Andrew Geimar, an aquatic and first aid representative working at York University’s Tait McKenzie Centre, enjoys challenges and figuring out new systems.
He says these qualities, which have been instrumental throughout his career, also motivate a passion for orchid growing that has seen his home transformed into a literal greenhouse.
Geimar’s roots in hydroponics grew from unlikely sources: hunger and frustration.
“I loved making my own smoothies,” he explained, “but my kale would always go bad in the fridge.”
Becoming increasingly irritated, Geimar began growing kale and other vegetables at home. As his plants began to flourish, so did his passion for cultivating them. Geimar raised a two-metre-tall kale plant, and he wanted to keep growing.
He received his first orchid – a common phalaenopsis, or “moth orchid,” – as a gift from his partner, purchased at Costco. From there, his collection started to grow, one plant at a time.
Geimar’s interest truly bloomed when, through an orchid sale, he made a friend with a collection of over 300 species. Seeing the variety of flowers and the range of colours in front of him, the seed was planted.
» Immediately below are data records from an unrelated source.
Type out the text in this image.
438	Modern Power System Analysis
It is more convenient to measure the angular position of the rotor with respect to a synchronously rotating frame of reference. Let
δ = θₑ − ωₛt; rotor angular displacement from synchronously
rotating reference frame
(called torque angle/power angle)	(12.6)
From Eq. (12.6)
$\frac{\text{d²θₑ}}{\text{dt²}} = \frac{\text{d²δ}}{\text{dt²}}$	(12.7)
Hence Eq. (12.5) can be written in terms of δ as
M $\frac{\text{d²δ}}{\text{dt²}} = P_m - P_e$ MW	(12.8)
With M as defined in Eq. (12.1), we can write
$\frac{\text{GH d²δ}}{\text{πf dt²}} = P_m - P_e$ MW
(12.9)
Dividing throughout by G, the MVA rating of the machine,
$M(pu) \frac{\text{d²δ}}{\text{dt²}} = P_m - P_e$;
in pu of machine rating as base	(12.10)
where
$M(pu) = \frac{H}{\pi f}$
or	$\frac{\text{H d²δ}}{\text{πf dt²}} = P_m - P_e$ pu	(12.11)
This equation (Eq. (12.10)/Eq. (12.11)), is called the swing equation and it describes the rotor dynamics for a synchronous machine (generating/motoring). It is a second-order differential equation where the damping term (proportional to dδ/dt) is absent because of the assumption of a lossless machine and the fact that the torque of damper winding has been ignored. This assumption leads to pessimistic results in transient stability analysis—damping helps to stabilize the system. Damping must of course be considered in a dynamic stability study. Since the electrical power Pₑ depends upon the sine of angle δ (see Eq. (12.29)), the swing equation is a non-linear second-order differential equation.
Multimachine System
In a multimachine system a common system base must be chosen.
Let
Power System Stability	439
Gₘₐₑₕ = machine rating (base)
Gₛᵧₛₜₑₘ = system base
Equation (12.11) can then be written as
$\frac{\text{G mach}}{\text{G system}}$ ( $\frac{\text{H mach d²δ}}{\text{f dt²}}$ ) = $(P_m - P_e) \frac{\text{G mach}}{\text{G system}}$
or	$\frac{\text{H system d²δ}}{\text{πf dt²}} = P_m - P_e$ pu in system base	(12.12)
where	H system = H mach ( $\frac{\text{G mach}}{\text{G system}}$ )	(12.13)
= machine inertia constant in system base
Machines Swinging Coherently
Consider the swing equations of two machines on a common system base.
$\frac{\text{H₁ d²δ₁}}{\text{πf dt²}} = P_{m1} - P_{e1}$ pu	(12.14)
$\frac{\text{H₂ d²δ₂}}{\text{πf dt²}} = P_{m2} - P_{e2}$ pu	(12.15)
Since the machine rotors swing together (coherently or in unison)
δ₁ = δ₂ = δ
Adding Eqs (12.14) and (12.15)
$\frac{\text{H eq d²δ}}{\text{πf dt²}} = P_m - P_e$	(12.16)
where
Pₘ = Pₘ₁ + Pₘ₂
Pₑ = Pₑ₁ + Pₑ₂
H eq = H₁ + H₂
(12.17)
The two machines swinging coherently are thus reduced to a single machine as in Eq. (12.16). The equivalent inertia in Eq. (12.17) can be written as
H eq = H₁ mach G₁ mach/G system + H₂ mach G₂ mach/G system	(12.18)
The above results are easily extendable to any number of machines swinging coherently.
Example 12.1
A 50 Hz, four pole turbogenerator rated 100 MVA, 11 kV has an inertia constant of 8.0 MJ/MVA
Today, Geimar and his partner share their home with thousands of orchids. With different climates required to grow different types of the plant, Geimar has outfitted his office and living room as functioning ecosystems. His second bathroom, now a home for orchids requiring especially warm temperatures, is typically heated to 28 degrees Celsius and includes a watering and misting system.
With approximately 28,000 species in existence, including over 700 diverse genera, choosing a favourite can be difficult. Among his own collection, Geimar is especially fond and proud of a disa orchid that bloomed in his care.
Native to his home of South Africa and typically found growing on cliffs in the Table Mountain region, the disa is usually very difficult to raise in cultivation due to its requirement for constant moisture and cool temperature.
Having raised thousands of plants on his own, Geimar hopes that he can eventually grow every type of orchid, or at least as many as he can.
“I’ve killed a lot of plants, don’t get me wrong,” joked Geimar, who maintains a “graveyard” of tags from the plants he has lost. “It’s a loving memory.”
Despite the time and resources needed to maintain ideal temperatures, Geimar says that warm-growing orchids are easiest to raise at home. Always looking for a challenge, he is hoping to invest in the cooling equipment required to expand the range of species he is able to cultivate.
“Cold-growers are a bit of a niche, but they’re really beautiful,” Geimar said. “They have the brightest, most vivid colours.”
As an avid participant in the growing community, Geimar is sharing his plant passion with others, including his colleagues at York. When he found himself with over 100 extra orchids on his hands after volunteering at a flower show, Geimar brought them to work and gave them to other staff at Tait McKenzie.
Over time, and with some guidance, Geimar has watched his coworkers’ plants grow at their desks. Some of those who brought their flowers home during the COVID-19 pandemic have been providing him with regular updates on their progress and asking for growing tips.
“The staff and the people at Tait McKenzie are super awesome,” Geimar said. “I’m just very happy that they’ve taken on a little bit of the hobby.
“You’d be surprised, there’s actually quite a few plant growers working at the recreation centre,” he continued, recalling images of windowsills lined with budding orchids.